I never heard my father swear except for once on my brother’s birthday. Some Mormons knocked on the door and he told them to “fuck off”.
I became a dad when I was 31. Other blokes didn’t want to settle down but I was desperate to have kids. Probably because I’ve got a childish sense of humour and instant sense of delight.
I thought I knew what sleep deprivation was after working on breakfast radio. But my kids had sleeping troubles and there was a time I was having to get up for work at 3.50am and head into the studio on one-and-a-half hours of sleep. But I was used to being exhausted from work so it wasn’t that big of an adjustment.
I didn’t even drink coffee back then because I never wanted to rely on stimulants. I’ve just always been able to flick an “on” switch for work. It’s like if you’re suddenly pushed onstage in front of a live crowd then you don’t suddenly feel tired.
The hardest thing about being a dad?

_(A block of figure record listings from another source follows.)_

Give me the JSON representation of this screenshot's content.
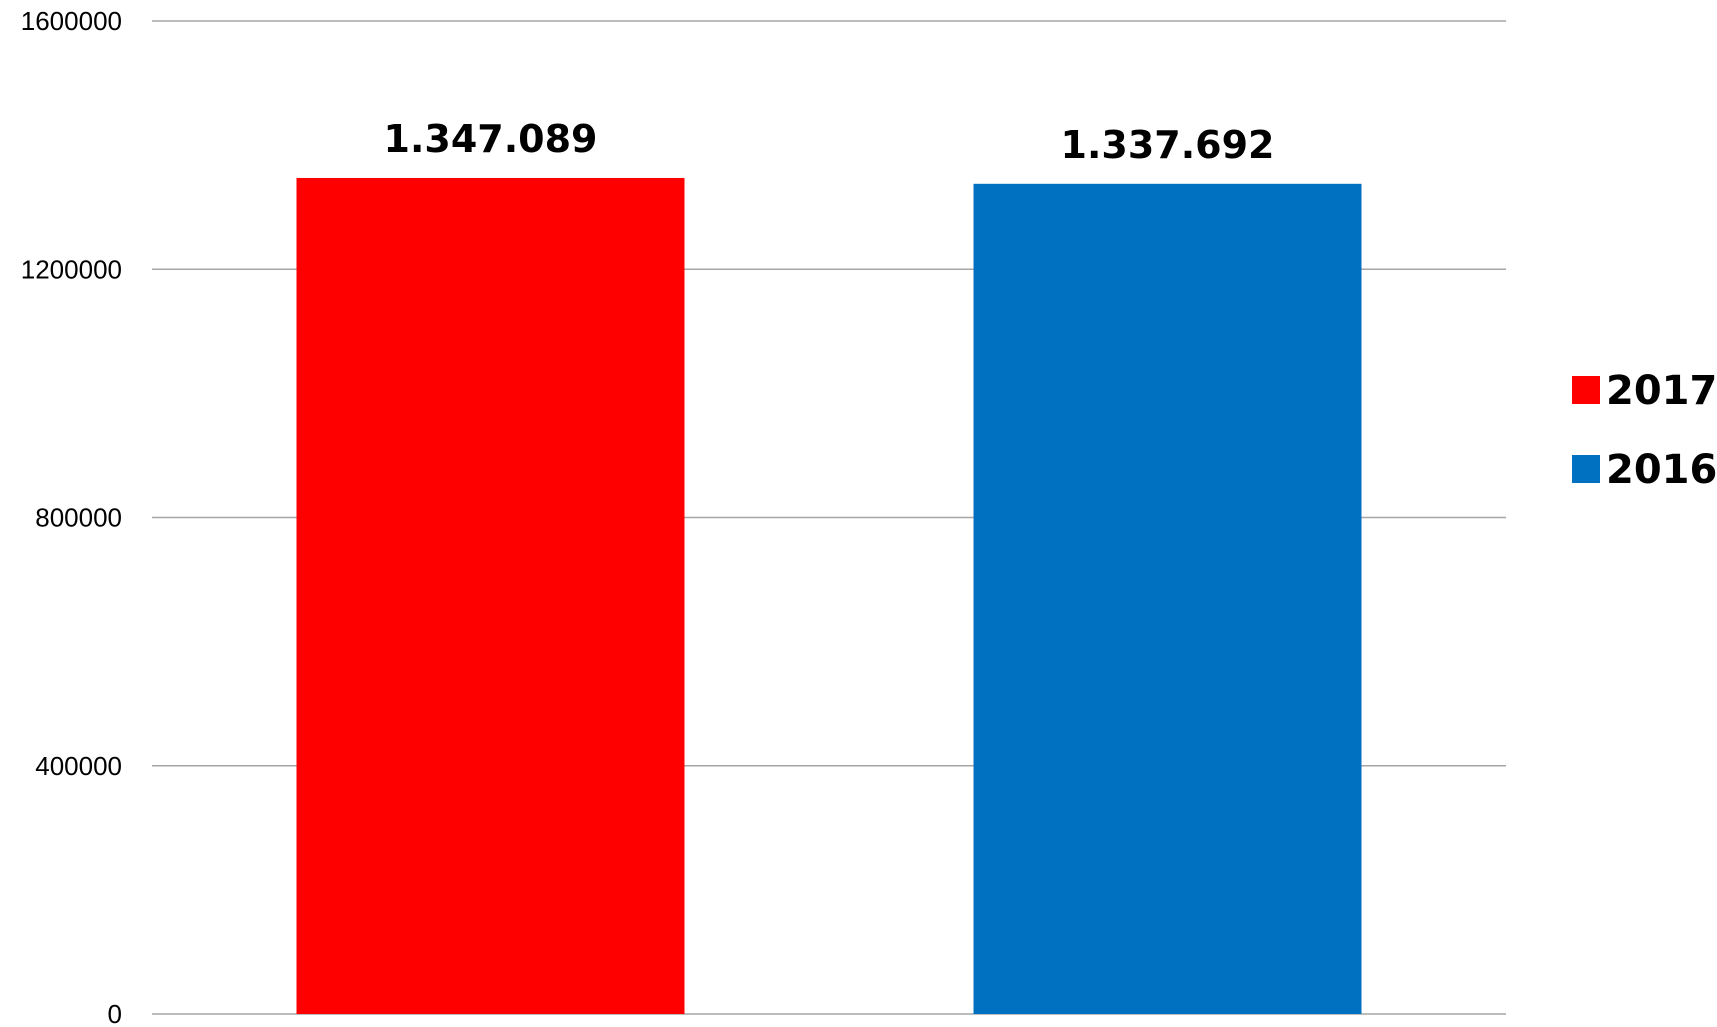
{
  "chart_data": {
    "type": "bar",
    "categories": [
      "2017",
      "2016"
    ],
    "values": [
      1347089,
      1337692
    ],
    "data_labels": [
      "1.347.089",
      "1.337.692"
    ],
    "colors": [
      "#ff0000",
      "#0070c0"
    ],
    "ylim": [
      0,
      1600000
    ],
    "yticks": [
      0,
      400000,
      800000,
      1200000,
      1600000
    ],
    "ytick_labels": [
      "0",
      "400000",
      "800000",
      "1200000",
      "1600000"
    ],
    "grid": true,
    "legend": {
      "position": "right",
      "entries": [
        {
          "label": "2017",
          "color": "#ff0000"
        },
        {
          "label": "2016",
          "color": "#0070c0"
        }
      ]
    }
  }
}
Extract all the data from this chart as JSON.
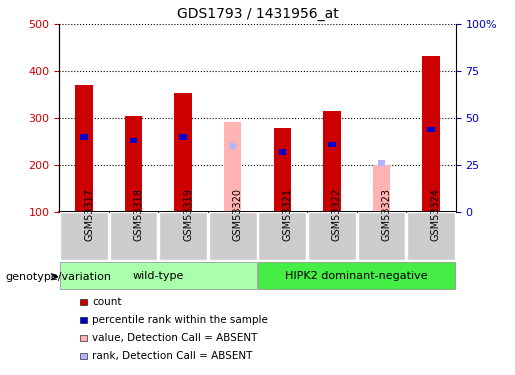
{
  "title": "GDS1793 / 1431956_at",
  "samples": [
    "GSM53317",
    "GSM53318",
    "GSM53319",
    "GSM53320",
    "GSM53321",
    "GSM53322",
    "GSM53323",
    "GSM53324"
  ],
  "count_values": [
    370,
    305,
    353,
    null,
    280,
    315,
    null,
    432
  ],
  "rank_values_pct": [
    40,
    38,
    40,
    null,
    32,
    36,
    null,
    44
  ],
  "absent_count_values": [
    null,
    null,
    null,
    292,
    null,
    null,
    200,
    null
  ],
  "absent_rank_values_pct": [
    null,
    null,
    null,
    35,
    null,
    null,
    26,
    null
  ],
  "ylim_left": [
    100,
    500
  ],
  "ylim_right": [
    0,
    100
  ],
  "yticks_left": [
    100,
    200,
    300,
    400,
    500
  ],
  "yticks_right": [
    0,
    25,
    50,
    75,
    100
  ],
  "yticklabels_right": [
    "0",
    "25",
    "50",
    "75",
    "100%"
  ],
  "bar_width": 0.35,
  "rank_bar_width": 0.15,
  "color_count": "#cc0000",
  "color_rank": "#0000cc",
  "color_absent_count": "#ffb3b3",
  "color_absent_rank": "#b3b3ff",
  "genotype_groups": [
    {
      "label": "wild-type",
      "samples_range": [
        0,
        3
      ],
      "color": "#aaffaa"
    },
    {
      "label": "HIPK2 dominant-negative",
      "samples_range": [
        4,
        7
      ],
      "color": "#44ee44"
    }
  ],
  "legend_items": [
    {
      "label": "count",
      "color": "#cc0000"
    },
    {
      "label": "percentile rank within the sample",
      "color": "#0000cc"
    },
    {
      "label": "value, Detection Call = ABSENT",
      "color": "#ffb3b3"
    },
    {
      "label": "rank, Detection Call = ABSENT",
      "color": "#b3b3ff"
    }
  ],
  "genotype_label": "genotype/variation",
  "tick_label_color_left": "#cc0000",
  "tick_label_color_right": "#0000cc"
}
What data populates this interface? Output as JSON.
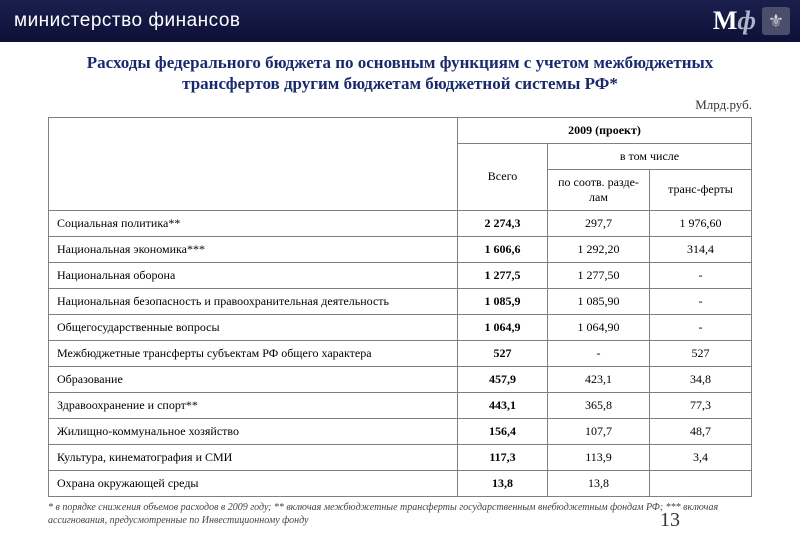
{
  "header": {
    "org_name": "министерство финансов",
    "logo_m": "М",
    "logo_phi": "ф"
  },
  "title": "Расходы федерального бюджета  по основным функциям с учетом межбюджетных трансфертов другим бюджетам бюджетной системы РФ*",
  "unit": "Млрд.руб.",
  "table": {
    "col_year": "2009 (проект)",
    "col_total": "Всего",
    "col_including": "в том числе",
    "col_sections": "по соотв. разде­лам",
    "col_transfers": "транс-ферты",
    "rows": [
      {
        "label": "Социальная политика**",
        "total": "2 274,3",
        "sections": "297,7",
        "transfers": "1 976,60"
      },
      {
        "label": "Национальная экономика***",
        "total": "1 606,6",
        "sections": "1 292,20",
        "transfers": "314,4"
      },
      {
        "label": "Национальная оборона",
        "total": "1 277,5",
        "sections": "1 277,50",
        "transfers": "-"
      },
      {
        "label": "Национальная безопасность и правоохранительная деятельность",
        "total": "1 085,9",
        "sections": "1 085,90",
        "transfers": "-"
      },
      {
        "label": "Общегосударственные вопросы",
        "total": "1 064,9",
        "sections": "1 064,90",
        "transfers": "-"
      },
      {
        "label": "Межбюджетные трансферты субъектам РФ общего характера",
        "total": "527",
        "sections": "-",
        "transfers": "527"
      },
      {
        "label": "Образование",
        "total": "457,9",
        "sections": "423,1",
        "transfers": "34,8"
      },
      {
        "label": "Здравоохранение и спорт**",
        "total": "443,1",
        "sections": "365,8",
        "transfers": "77,3"
      },
      {
        "label": "Жилищно-коммунальное хозяйство",
        "total": "156,4",
        "sections": "107,7",
        "transfers": "48,7"
      },
      {
        "label": "Культура, кинематография и СМИ",
        "total": "117,3",
        "sections": "113,9",
        "transfers": "3,4"
      },
      {
        "label": "Охрана окружающей среды",
        "total": "13,8",
        "sections": "13,8",
        "transfers": ""
      }
    ]
  },
  "footnote": "* в порядке снижения объемов расходов в 2009 году; ** включая межбюджетные трансферты государственным внебюджетным фондам РФ; *** включая ассигнования, предусмотренные по Инвестиционному фонду",
  "page_number": "13",
  "colors": {
    "title_color": "#1a2b6d",
    "header_bg": "#0d1138",
    "border": "#808080"
  }
}
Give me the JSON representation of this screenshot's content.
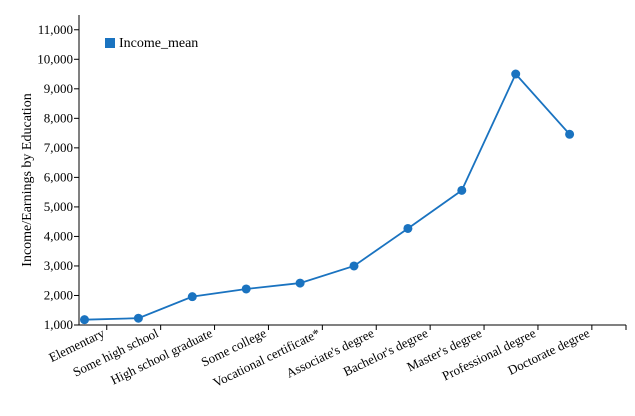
{
  "chart_data": {
    "type": "line",
    "title": "",
    "xlabel": "",
    "ylabel": "Income/Earnings by Education",
    "ylim": [
      1000,
      11500
    ],
    "yticks": [
      1000,
      2000,
      3000,
      4000,
      5000,
      6000,
      7000,
      8000,
      9000,
      10000,
      11000
    ],
    "ytick_labels": [
      "1,000",
      "2,000",
      "3,000",
      "4,000",
      "5,000",
      "6,000",
      "7,000",
      "8,000",
      "9,000",
      "10,000",
      "11,000"
    ],
    "categories": [
      "Elementary",
      "Some high school",
      "High school graduate",
      "Some college",
      "Vocational certificate*",
      "Associate's degree",
      "Bachelor's degree",
      "Master's degree",
      "Professional degree",
      "Doctorate degree"
    ],
    "series": [
      {
        "name": "Income_mean",
        "color": "#1a73c0",
        "values": [
          1180,
          1230,
          1960,
          2220,
          2420,
          3000,
          4270,
          5560,
          9500,
          7460
        ]
      }
    ],
    "legend": {
      "placement": "top-left"
    },
    "grid": false
  }
}
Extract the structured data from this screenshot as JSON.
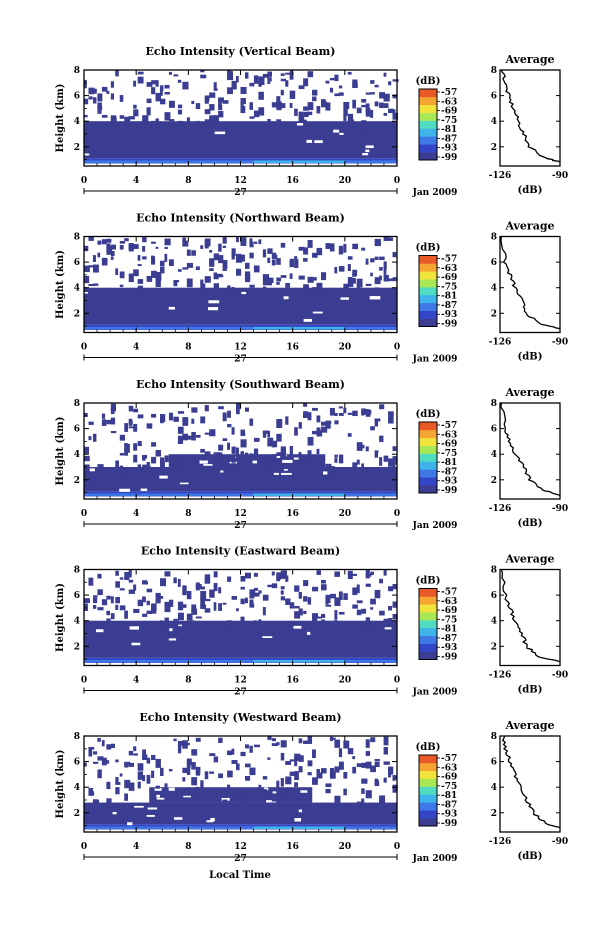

Fatherhood has taught me patience. It’s something I needed to work on. I’ve learnt to allow my kids to take their time, rather than me wanting to get results. And I’ve also found the joy that comes from that, whether it’s teaching them how to ride a bike or how to take a breath and control their temper.
You’ve got to be ready to admit that you’re wrong to your kids.
I’ve been married to Susie for 20 years. What’s the secret to a lasting marriage? I just think I’m not the sort of person who’s always wanting more or is worrying about what I’m missing out on. I’m very content and that’s probably because I’ve got a beautiful wife. But if you can be happy with what you’ve got that’s the key.
Now my kids are teenagers, one of my big mantras is
“You’re entitled to disagree with us. But you have to do it respectfully.”
Just after Gracie was born, I was out with Susie and an old lady stopped us in the supermarket to tell us what a beautiful baby we had. Then she looked my wife and me right in the eye. “I’ve just got one thing to say to you,” she said. “Look after your relationship.” I think what she meant by that was: never think you’ve got it licked.